In December, a Los Angeles jury found that she had really been fired for having filed a series of formal complaints with the hospital company to report problems caused by chronic understaffing. The jury decided that the company and another Kaiser unit should pay Gatchalian $41.4 million in damages, including $30 million in punitive damages. Gatchalian v. Kaiser Foundation Hospitals, 21STCV15300 (L.A. Super. Ct., filed April 22, 2021)
The complaints were known as Unusual Occurrence Reports or UORs, and beginning in about 2018, she submitted around a half-dozen. For instance, she filed a UOR about a nurse who missed feeding a newborn several times one night due to an influx of new patients. The UOR triggered an investigation, "and lo and behold, the error that occurred happened because the unit was understaffed," said Taylor Prainito, the attorney who filed the lawsuit and worked it up for trial.
Soon after, Gatchalian filed a UOR when a nurse used the wrong size tubing on a baby.
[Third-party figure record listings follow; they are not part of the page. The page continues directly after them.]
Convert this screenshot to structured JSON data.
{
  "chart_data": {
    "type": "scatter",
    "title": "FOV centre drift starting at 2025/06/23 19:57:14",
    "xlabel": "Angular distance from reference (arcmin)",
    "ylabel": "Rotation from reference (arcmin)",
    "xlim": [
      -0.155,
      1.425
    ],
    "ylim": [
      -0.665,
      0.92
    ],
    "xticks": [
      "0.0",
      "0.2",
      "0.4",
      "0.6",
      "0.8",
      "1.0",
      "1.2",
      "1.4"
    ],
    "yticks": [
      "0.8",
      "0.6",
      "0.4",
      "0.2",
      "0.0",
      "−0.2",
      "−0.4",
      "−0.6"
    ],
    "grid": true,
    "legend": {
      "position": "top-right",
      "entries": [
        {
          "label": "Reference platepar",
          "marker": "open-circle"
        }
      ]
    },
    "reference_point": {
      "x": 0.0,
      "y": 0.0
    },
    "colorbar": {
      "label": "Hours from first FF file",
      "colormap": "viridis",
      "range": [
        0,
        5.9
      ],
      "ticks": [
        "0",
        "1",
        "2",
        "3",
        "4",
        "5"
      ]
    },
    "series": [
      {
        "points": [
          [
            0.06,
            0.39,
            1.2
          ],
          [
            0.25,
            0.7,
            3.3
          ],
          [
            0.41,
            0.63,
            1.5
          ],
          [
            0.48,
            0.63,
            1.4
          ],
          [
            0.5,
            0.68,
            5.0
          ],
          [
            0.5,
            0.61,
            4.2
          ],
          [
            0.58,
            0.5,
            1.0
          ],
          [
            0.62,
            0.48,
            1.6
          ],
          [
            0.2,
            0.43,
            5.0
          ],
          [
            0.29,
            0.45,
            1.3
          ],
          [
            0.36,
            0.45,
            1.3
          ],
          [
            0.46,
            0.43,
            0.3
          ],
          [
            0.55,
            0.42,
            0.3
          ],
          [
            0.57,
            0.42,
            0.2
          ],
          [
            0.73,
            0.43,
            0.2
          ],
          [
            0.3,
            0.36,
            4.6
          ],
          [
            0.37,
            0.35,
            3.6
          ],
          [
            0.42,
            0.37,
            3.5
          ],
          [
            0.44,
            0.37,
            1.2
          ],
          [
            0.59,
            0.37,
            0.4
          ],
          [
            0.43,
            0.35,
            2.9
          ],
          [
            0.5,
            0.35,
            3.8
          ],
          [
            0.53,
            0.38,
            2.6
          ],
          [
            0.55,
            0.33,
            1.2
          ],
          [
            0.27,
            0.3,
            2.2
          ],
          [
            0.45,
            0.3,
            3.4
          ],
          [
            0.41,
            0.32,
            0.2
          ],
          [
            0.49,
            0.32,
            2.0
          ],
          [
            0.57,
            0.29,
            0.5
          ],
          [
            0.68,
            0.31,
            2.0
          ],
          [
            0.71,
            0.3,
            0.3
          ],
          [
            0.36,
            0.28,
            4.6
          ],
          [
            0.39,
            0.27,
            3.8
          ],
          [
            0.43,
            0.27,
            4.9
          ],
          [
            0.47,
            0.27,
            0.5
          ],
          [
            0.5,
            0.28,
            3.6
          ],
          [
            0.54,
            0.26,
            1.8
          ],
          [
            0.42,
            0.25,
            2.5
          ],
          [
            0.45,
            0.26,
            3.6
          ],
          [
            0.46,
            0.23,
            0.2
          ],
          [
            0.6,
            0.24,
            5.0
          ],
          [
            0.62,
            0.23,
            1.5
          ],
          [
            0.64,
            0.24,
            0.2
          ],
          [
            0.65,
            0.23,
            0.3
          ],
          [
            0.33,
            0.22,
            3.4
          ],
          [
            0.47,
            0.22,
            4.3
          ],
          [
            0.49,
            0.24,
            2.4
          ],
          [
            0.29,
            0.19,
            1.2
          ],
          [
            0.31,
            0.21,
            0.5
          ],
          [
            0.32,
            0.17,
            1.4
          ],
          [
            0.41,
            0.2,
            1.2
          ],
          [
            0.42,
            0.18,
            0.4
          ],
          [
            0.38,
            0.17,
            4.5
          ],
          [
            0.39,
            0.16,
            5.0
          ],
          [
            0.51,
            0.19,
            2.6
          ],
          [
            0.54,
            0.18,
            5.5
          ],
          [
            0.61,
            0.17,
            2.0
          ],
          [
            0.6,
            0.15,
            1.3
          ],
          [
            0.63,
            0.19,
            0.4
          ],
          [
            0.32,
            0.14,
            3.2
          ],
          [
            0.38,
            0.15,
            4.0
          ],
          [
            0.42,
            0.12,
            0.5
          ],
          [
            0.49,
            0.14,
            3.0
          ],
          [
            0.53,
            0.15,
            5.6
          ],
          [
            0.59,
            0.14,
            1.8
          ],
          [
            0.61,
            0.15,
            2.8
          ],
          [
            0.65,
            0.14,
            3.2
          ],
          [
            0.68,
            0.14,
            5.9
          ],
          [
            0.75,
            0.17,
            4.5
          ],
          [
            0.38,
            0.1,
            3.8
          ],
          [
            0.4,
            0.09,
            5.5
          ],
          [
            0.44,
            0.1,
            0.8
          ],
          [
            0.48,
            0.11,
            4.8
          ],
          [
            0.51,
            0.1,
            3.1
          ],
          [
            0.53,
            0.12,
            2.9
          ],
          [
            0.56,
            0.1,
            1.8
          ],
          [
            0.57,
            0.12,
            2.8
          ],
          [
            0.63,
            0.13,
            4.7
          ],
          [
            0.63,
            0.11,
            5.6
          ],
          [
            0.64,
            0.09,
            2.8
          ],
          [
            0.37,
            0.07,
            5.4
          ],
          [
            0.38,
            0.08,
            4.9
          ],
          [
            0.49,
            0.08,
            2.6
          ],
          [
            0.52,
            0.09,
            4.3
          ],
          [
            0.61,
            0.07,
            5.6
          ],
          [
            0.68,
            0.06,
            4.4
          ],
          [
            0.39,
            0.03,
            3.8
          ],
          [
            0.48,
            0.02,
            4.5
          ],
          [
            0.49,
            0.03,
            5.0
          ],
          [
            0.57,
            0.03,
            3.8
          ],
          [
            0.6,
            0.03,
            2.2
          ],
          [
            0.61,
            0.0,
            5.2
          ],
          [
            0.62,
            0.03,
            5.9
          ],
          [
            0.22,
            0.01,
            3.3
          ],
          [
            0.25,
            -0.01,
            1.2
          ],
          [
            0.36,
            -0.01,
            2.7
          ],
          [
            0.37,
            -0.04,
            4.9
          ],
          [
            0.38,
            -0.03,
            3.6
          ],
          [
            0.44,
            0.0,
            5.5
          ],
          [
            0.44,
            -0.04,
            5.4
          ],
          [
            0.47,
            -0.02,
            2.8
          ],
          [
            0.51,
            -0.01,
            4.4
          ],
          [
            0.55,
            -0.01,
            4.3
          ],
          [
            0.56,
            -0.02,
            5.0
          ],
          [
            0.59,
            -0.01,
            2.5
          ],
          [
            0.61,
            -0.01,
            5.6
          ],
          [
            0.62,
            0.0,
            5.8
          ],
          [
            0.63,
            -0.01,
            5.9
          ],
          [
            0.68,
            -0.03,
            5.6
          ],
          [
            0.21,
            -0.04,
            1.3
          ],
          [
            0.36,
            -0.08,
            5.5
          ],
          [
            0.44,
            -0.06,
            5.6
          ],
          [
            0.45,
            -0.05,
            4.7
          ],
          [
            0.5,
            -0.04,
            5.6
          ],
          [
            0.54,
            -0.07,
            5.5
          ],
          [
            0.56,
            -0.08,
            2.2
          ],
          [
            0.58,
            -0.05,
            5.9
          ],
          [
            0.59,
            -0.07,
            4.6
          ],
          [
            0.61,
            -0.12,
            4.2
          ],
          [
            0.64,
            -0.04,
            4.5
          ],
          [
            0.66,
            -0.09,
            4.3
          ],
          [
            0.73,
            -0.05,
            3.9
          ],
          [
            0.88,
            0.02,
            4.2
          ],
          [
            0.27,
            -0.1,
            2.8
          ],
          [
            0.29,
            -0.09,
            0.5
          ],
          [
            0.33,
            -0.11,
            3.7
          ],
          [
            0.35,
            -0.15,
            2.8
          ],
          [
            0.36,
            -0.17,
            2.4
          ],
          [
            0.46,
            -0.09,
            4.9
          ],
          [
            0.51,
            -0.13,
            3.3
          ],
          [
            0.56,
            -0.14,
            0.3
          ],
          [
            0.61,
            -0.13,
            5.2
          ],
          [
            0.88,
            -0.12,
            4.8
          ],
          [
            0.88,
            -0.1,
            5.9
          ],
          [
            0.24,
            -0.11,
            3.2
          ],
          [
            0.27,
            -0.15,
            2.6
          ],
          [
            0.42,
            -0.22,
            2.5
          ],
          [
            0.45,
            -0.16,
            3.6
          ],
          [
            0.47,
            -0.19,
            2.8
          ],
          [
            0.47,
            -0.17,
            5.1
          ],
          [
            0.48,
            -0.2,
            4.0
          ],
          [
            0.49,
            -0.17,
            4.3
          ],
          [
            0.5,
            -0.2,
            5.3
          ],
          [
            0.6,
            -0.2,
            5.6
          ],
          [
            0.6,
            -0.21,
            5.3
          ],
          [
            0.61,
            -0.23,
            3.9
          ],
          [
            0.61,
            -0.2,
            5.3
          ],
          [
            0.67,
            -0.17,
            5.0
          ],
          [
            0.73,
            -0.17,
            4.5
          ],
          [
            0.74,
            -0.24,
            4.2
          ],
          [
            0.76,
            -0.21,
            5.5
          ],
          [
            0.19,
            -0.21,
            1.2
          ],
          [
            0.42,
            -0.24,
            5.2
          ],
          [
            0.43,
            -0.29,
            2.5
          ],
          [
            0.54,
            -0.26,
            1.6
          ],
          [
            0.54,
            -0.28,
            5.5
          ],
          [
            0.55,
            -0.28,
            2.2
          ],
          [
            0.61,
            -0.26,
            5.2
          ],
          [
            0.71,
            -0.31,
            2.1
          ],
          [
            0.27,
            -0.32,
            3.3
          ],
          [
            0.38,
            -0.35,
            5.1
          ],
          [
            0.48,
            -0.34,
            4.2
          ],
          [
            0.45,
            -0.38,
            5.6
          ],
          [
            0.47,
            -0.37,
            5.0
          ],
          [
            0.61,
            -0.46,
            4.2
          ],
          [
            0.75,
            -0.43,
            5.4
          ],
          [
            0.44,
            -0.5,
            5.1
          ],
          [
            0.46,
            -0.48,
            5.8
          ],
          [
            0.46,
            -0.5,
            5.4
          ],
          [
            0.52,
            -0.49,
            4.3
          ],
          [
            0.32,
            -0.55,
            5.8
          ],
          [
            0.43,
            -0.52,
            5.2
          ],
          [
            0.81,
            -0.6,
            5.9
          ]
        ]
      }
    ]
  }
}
But several times, supervisors instructed not to file UORs over such risky mistakes.
That became a major theme in the plaintiff's case, lead trial attorney David deRubertis said. He argued to the jury that administrators didn't want UORs because those formal complaints went to the risk management department and required full investigations.
Kaiser "didn't want to look under the hood," deRubertis said. "They knew what the problem was. They intentionally created the problem of chronic understaffing, putting profits over patients."
A much more serious incident took place in February 2019 when a NICU team was called to assist a mother in labor whose baby was in serious distress. The doctor handling the delivery refused to perform a C-section, but eventually a nurse found another doctor who would. "The baby was born barely alive, needed to be resuscitated and ultimately had severe brain damage issues," Prainito said.
Then, the nurse was instructed not to chart the malpractice, deRubertis said. That nurse eventually was severely reprimanded for not charting the incident. She became a powerful witness during the trial, the lawyers said.
As for the photo of the plaintiff with her feet against the isolette, her attorneys showed the jury comparative evidence of very many other policy and hygiene violations by NICU staff that did not result in firing.
DeRubertis said that since the trial, he and his client have been contacted by hundreds of nurses to say thank you. Hospital understaffing is "why this case was so impactful," he said. "Kaiser nurses have gone on strike over this chronic understaffing issue."
Kaiser's defense attorneys did not reply to a request to comment on the case. But in a statement to the Daily Journal in December, a Kaiser executive said the company stands by Gatchalian's firing and will appeal. The company "will maintain our high standards in protecting the health and safety of all our patients."
Motions for a new trial and judgment notwithstanding the verdict are set for mid-March.